My timeline

Making Postman Flows • 2021-Today

Founding designer • Research • Prototyping • Growth • Hiring
flow demo
You can read more about the journey of 📄how we designed Postman Flows.

Around the end of 2020, A few team members had started tinkering with the idea of a new programming language that could act as a glue between two APIs. This would help create business logic for API-first applications faster.

Soon we created a new team, Labs, that worked exclusively on 0 to 1 projects (or Loonshots ) inside of Postman. Flows started with a team of 2, an engineer (Saswat from the video below) and a designer (yours truly). In the initial 6 months, we knew we wanted to create a visual language that looked like flow diagrams and had data flowing through it. Today the team is 8 members strong, 2 designers & 6 engineers.

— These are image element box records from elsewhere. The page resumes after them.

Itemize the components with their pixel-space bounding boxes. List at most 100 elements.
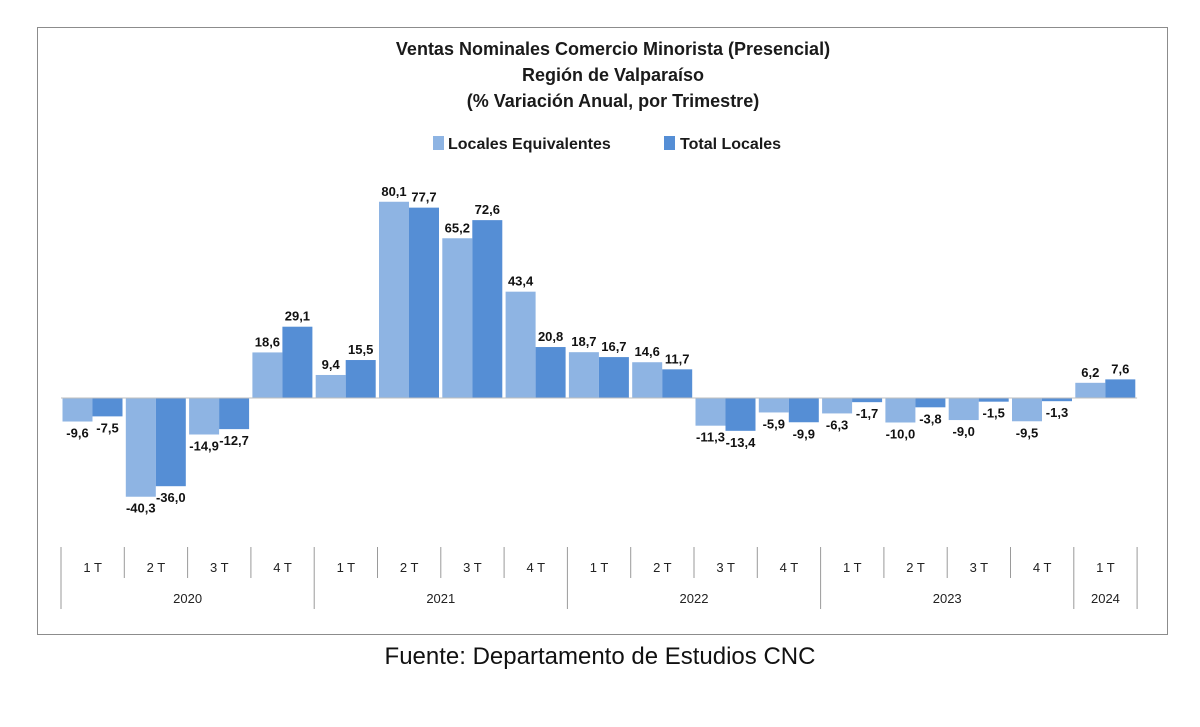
data-label: -9,6	[66, 426, 88, 441]
data-label: -7,5	[96, 420, 118, 435]
data-label: 11,7	[665, 351, 690, 366]
quarter-label: 4 T	[273, 560, 292, 575]
quarter-label: 4 T	[780, 560, 799, 575]
bar-locales-equivalentes	[442, 238, 473, 398]
bar-locales-equivalentes	[632, 362, 663, 398]
bar-chart: Ventas Nominales Comercio Minorista (Pre…	[60, 39, 1138, 609]
legend-swatch-locales-equivalentes	[433, 136, 444, 150]
data-labels-layer: -9,6 -7,5 -40,3-36,0 -14,9 -12,7 18,6 29,1 9,4 1…	[66, 184, 1129, 516]
bar-total-locales	[1105, 379, 1136, 398]
data-label: -10,0	[886, 427, 916, 442]
quarter-label: 4 T	[1033, 560, 1052, 575]
legend-swatch-total-locales	[664, 136, 675, 150]
bar-total-locales	[598, 357, 629, 398]
data-label: -13,4	[726, 435, 756, 450]
data-label: -9,9	[793, 426, 815, 441]
data-label: 20,8	[538, 329, 563, 344]
bar-total-locales	[1042, 398, 1072, 402]
bar-locales-equivalentes	[189, 398, 220, 435]
bar-total-locales	[155, 398, 186, 487]
data-label: 65,2	[445, 220, 470, 235]
bar-locales-equivalentes	[758, 398, 789, 413]
data-label: -6,3	[826, 417, 848, 432]
data-label: 15,5	[348, 342, 373, 357]
chart-frame: Ventas Nominales Comercio Minorista (Pre…	[37, 27, 1168, 635]
bar-total-locales	[409, 207, 439, 398]
bar-total-locales	[725, 398, 756, 431]
data-label: 29,1	[285, 309, 310, 324]
legend-label-locales-equivalentes: Locales Equivalentes	[448, 136, 611, 153]
data-label: 77,7	[411, 190, 436, 205]
chart-title: Ventas Nominales Comercio Minorista (Pre…	[396, 39, 830, 111]
quarter-label: 1 T	[337, 560, 356, 575]
data-label: -9,0	[952, 424, 974, 439]
chart-title-line-3: (% Variación Anual, por Trimestre)	[467, 91, 759, 111]
quarter-label: 2 T	[400, 560, 419, 575]
chart-title-line-1: Ventas Nominales Comercio Minorista (Pre…	[396, 39, 830, 59]
bar-locales-equivalentes	[885, 398, 916, 423]
data-label: -36,0	[156, 490, 186, 505]
data-label: 80,1	[381, 184, 406, 199]
quarter-label: 4 T	[526, 560, 545, 575]
year-label: 2024	[1091, 591, 1120, 606]
quarter-label: 2 T	[653, 560, 672, 575]
bar-locales-equivalentes	[125, 398, 156, 497]
bar-total-locales	[282, 326, 313, 398]
quarter-label: 1 T	[843, 560, 862, 575]
bar-locales-equivalentes	[379, 201, 409, 398]
data-label: 18,7	[571, 334, 596, 349]
data-label: 7,6	[1111, 361, 1129, 376]
x-axis: 1 T 2 T 3 T 4 T 1 T 2 T 3 T 4 T 1 T 2 T 3 T 4 T 1 T 2…	[60, 397, 1138, 609]
bar-locales-equivalentes	[505, 291, 536, 398]
bar-locales-equivalentes	[1012, 398, 1042, 422]
data-label: 16,7	[601, 339, 626, 354]
year-label: 2022	[680, 591, 709, 606]
bar-locales-equivalentes	[252, 352, 283, 398]
data-label: -5,9	[763, 416, 785, 431]
data-label: -12,7	[219, 433, 249, 448]
data-label: 6,2	[1081, 365, 1099, 380]
bar-total-locales	[915, 398, 946, 408]
data-label: 72,6	[475, 202, 500, 217]
chart-legend: Locales Equivalentes Total Locales	[433, 136, 781, 153]
data-label: 9,4	[322, 357, 341, 372]
bar-locales-equivalentes	[695, 398, 726, 426]
data-label: -11,3	[696, 430, 725, 445]
data-label: 18,6	[255, 334, 280, 349]
bars-layer	[62, 201, 1136, 497]
quarter-label: 1 T	[1096, 560, 1115, 575]
bar-total-locales	[92, 398, 123, 417]
chart-title-line-2: Región de Valparaíso	[522, 65, 704, 85]
year-label: 2021	[426, 591, 455, 606]
bar-locales-equivalentes	[1075, 382, 1106, 398]
data-label: -40,3	[126, 501, 156, 516]
bar-total-locales	[852, 398, 883, 403]
quarter-label: 2 T	[906, 560, 925, 575]
bar-total-locales	[345, 360, 376, 398]
quarter-label: 3 T	[463, 560, 482, 575]
bar-total-locales	[535, 347, 566, 398]
data-label: -1,3	[1046, 405, 1068, 420]
data-label: -1,7	[856, 406, 878, 421]
quarter-label: 2 T	[147, 560, 166, 575]
data-label: -9,5	[1016, 425, 1038, 440]
data-label: 14,6	[635, 344, 660, 359]
quarter-label: 1 T	[590, 560, 609, 575]
bar-total-locales	[978, 398, 1009, 402]
bar-total-locales	[472, 220, 503, 398]
data-label: -1,5	[982, 406, 1004, 421]
quarter-label: 3 T	[970, 560, 989, 575]
year-label: 2023	[933, 591, 962, 606]
bar-locales-equivalentes	[315, 374, 346, 398]
data-label: -14,9	[189, 439, 219, 454]
source-note: Fuente: Departamento de Estudios CNC	[384, 643, 816, 670]
data-label: 43,4	[508, 274, 534, 289]
bar-total-locales	[788, 398, 819, 423]
quarter-label: 1 T	[83, 560, 102, 575]
legend-label-total-locales: Total Locales	[680, 136, 781, 153]
bar-total-locales	[219, 398, 250, 430]
quarter-label: 3 T	[716, 560, 735, 575]
year-label: 2020	[173, 591, 202, 606]
quarter-label: 3 T	[210, 560, 229, 575]
data-label: -3,8	[919, 411, 941, 426]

This stream covers a lot of our process and how we built Flows.

It is incredibly fulfilling to work on such a novel product. In the process of building Flows, I've had conversations ranging from "what are the least amount of data types needed to describe the entire universe " to "do Arabic people diagram right-to-left?" and everything in between.

Runtime Team • June 2020 - June 2021

Product Designer • Research • Design Debt Management • Hiring

Before Flows, I was given the opportunity to work on the most widely used feature of Postman, the request-sending workflow, called "Runtime" internally. Most of the 20 million users of Postman come in to use this feature.

runtime

While I added some fun features in Runtime like the 📄 Variable Popup , the major challenge in Runtime was a big pile of design debt. With the help of Postman's abundantly vocal users, it was easy to collect feedback. But understanding, categorising and solving for that feedback was the hard part. 📄 I created a system that helped me run through 70+ of these issues in under 8 months. I also created component library for runtime that helped speed up the design process of not only runtime but also other squads.

Identity team • April 2020 - June 2020

Design Intern

Before turning full time, I spent the first three months in Postman as an intern. I worked on the sign-in/sign-up flows and quickly learnt how deep I could dive with established patterns. I worked with my PM to reduce the 40+ support tickets per month raised solely around the confusing sign-in experience by improving the error messages during sign up and introducing a better system of user input validation

This was also when I learnt the importance of UX copy. I realised I could design sentences with words just like I design interfaces with components.

Identity sign in form

Before I was a designer (professionally)

After graduating in business administration, I taught myself programming and worked as a backend developer for a crypto exchange. I went on to study user experience design.